Он ждал. Наступил вечер, отобедали почти что молча, мать играла ему на рояле, а он все ждал, чувствуя, что она знает, каких он ждет от нее слов. Она его поцеловала и пошла наверх, а он все медлил, наблюдая лунный свет, и ночных бабочек, и эту нереальность тонов, что, подкравшись, по-своему расцвечивают летнюю ночь. Он отдал бы все, чтобы вернуться назад в прошлое - всего лишь на три месяца назад; или перенестись в будущее, на много лет вперед. Настоящее с темной жестокостью выбора казалось немыслимым. Насколько острее, чем раньше, понял он теперь, что чувствовала его мать; как будто рассказанная в письме отца повесть была ядовитым зародышем, развившимся в лихорадку вражды, так что он действительно чувствовал, что есть два лагеря: лагерь его и его матери, лагерь Флер и ее отца. Пусть мертва та старая трагедия собственничества и распри, но мертвые вещи хранят в себе яд, пока время их не разрушит. Даже любви его как будто коснулась порча: в ней стало меньше иллюзий, больше земного и затаилось предательское подозрение, что и Флер, как ее отец, хочет, может быть, владеть; то не была четкая мысль, нет, только трусливый призрак, отвратительный и недостойный; он подползал к пламени его воспоминаний, и от его дыхания тускнела живая прелесть этого зачарованного лица и стана; только подозрение, недостаточно реальное, чтобы убедить его в своем присутствии, но достаточно реальное, чтобы подорвать абсолютную веру, а для Джона, которому еще не исполнилось двадцати лет, абсолютная вера была важна. Он еще горел присущей молодости жаждой давать обеими руками и не брать ничего взамен, давать с любовью подруге, полной, как и он, непосредственной щедрости. Она, конечно, благородна и щедра! Джон встал с подоконника и зашагал по большой и серой, призрачной комнате, стены которой обиты были серебристой тканью.

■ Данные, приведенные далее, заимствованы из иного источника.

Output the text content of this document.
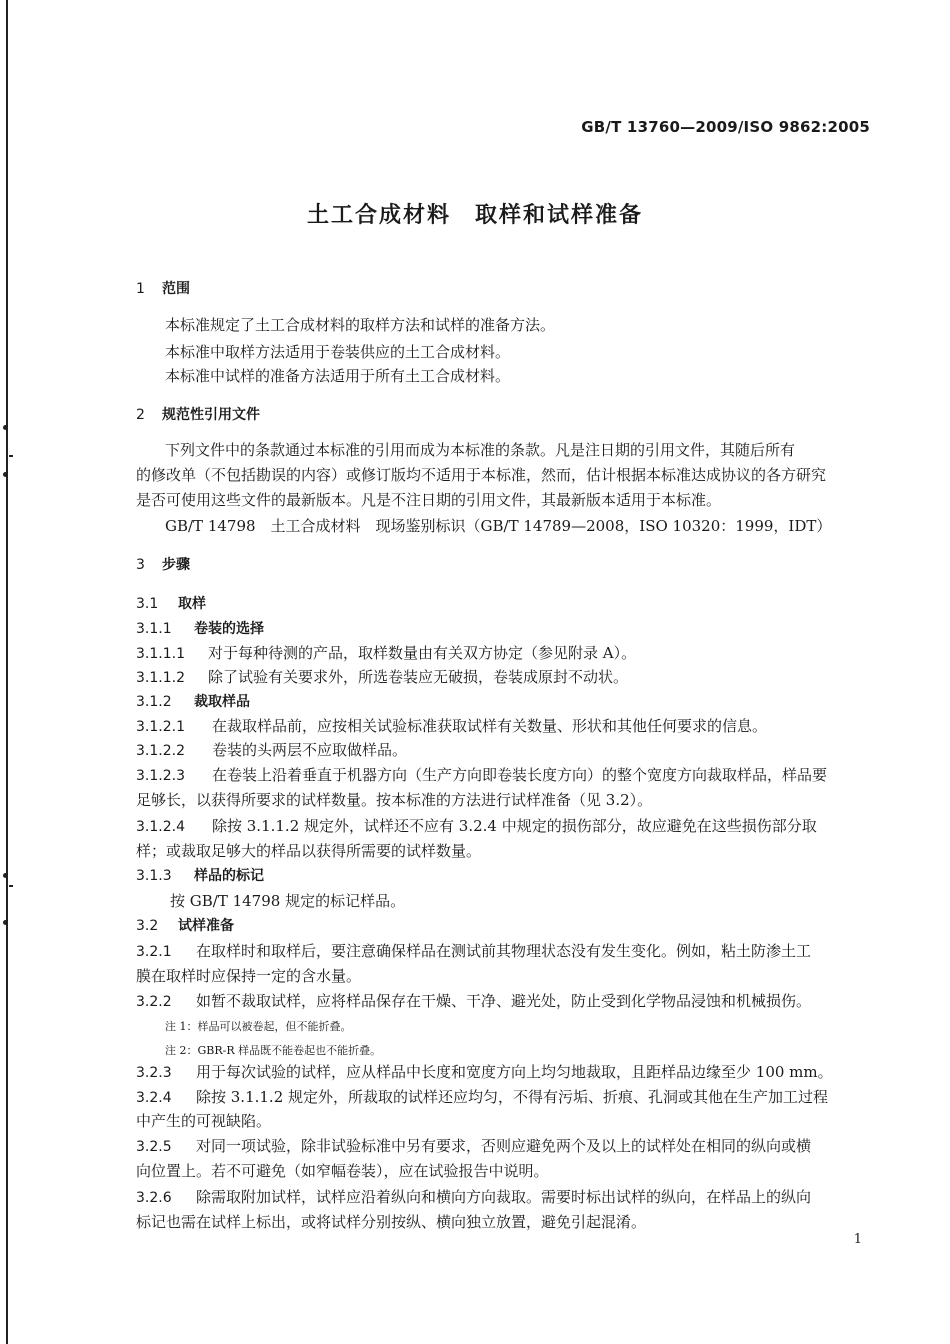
GB/T 13760—2009/ISO 9862:2005
土工合成材料　取样和试样准备
1 范围
本标准规定了土工合成材料的取样方法和试样的准备方法。
本标准中取样方法适用于卷装供应的土工合成材料。
本标准中试样的准备方法适用于所有土工合成材料。
2 规范性引用文件
下列文件中的条款通过本标准的引用而成为本标准的条款。凡是注日期的引用文件，其随后所有
的修改单（不包括勘误的内容）或修订版均不适用于本标准，然而，估计根据本标准达成协议的各方研究
是否可使用这些文件的最新版本。凡是不注日期的引用文件，其最新版本适用于本标准。
GB/T 14798　土工合成材料　现场鉴别标识（GB/T 14789—2008，ISO 10320：1999，IDT）
3 步骤
3.1 取样
3.1.1 卷装的选择
3.1.1.1 对于每种待测的产品，取样数量由有关双方协定（参见附录 A）。
3.1.1.2 除了试验有关要求外，所选卷装应无破损，卷装成原封不动状。
3.1.2 裁取样品
3.1.2.1 在裁取样品前，应按相关试验标准获取试样有关数量、形状和其他任何要求的信息。
3.1.2.2 卷装的头两层不应取做样品。
3.1.2.3 在卷装上沿着垂直于机器方向（生产方向即卷装长度方向）的整个宽度方向裁取样品，样品要
足够长，以获得所要求的试样数量。按本标准的方法进行试样准备（见 3.2）。
3.1.2.4 除按 3.1.1.2 规定外，试样还不应有 3.2.4 中规定的损伤部分，故应避免在这些损伤部分取
样；或裁取足够大的样品以获得所需要的试样数量。
3.1.3 样品的标记
按 GB/T 14798 规定的标记样品。
3.2 试样准备
3.2.1 在取样时和取样后，要注意确保样品在测试前其物理状态没有发生变化。例如，粘土防渗土工
膜在取样时应保持一定的含水量。
3.2.2 如暂不裁取试样，应将样品保存在干燥、干净、避光处，防止受到化学物品浸蚀和机械损伤。
注 1：样品可以被卷起，但不能折叠。
注 2：GBR-R 样品既不能卷起也不能折叠。
3.2.3 用于每次试验的试样，应从样品中长度和宽度方向上均匀地裁取，且距样品边缘至少 100 mm。
3.2.4 除按 3.1.1.2 规定外，所裁取的试样还应均匀，不得有污垢、折痕、孔洞或其他在生产加工过程
中产生的可视缺陷。
3.2.5 对同一项试验，除非试验标准中另有要求，否则应避免两个及以上的试样处在相同的纵向或横
向位置上。若不可避免（如窄幅卷装），应在试验报告中说明。
3.2.6 除需取附加试样，试样应沿着纵向和横向方向裁取。需要时标出试样的纵向，在样品上的纵向
标记也需在试样上标出，或将试样分别按纵、横向独立放置，避免引起混淆。
1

Этот дом, сказал отец в своем предсмертном письме, построен был для его матери, чтобы она жила в нем с отцом Флер! Он протянул руку в полумрак, словно затем, чтобы схватить призрачную руку умершего. Стискивал пальцы, стараясь ощутить в них тонкие исчезнувшие пальцы своего отца; пожать их и заверить его, что сын... что сын на его стороне. Слезы, не получая выхода, жгли и сушили глаза. Он вернулся к окну. За окном было теплее, не так жутко, не так неприютно, и висел золотой месяц, три дня как на ущербе; ночь в своей свободе давала чувство покоя. Если б только они с Флер встретились на необитаемом острове, без прошлого, и домом стала бы для них природа! Джон еще питал глубокое уважение к необитаемым островам, где растет хлебное дерево и вода синеет над кораллами. Ночь была глубока, свободна, она манила; в ней были чары, и обещание, и прибежище от всякой путаницы, и любовь! Молокосос, цепляющийся за юбку матери! Щеки его горели. Он притворил окно, задвинул шторы, выключил свет в канделябре и пошел наверх.
Дверь его комнаты была раскрыта, свет включен; мать его, все еще в вечернем платье, стояла у окна. Она обернулась и сказала:
- Садись, Джон, поговорим.
Она села на стул у окна, Джон - на кровать. Ее профиль был обращен к нему, и красота и грация ее фигуры, изящная линия лба, носа, шеи, странная и как бы далекая утонченность ее тронули Джона. Никогда его мать не принадлежала к окружающей ее среде. Она входила в эту среду откуда-то извне. Что скажет она ему, у которого так много на сердце невысказанного?
- Я знаю, что Флер приезжала сегодня. Я не удивлена.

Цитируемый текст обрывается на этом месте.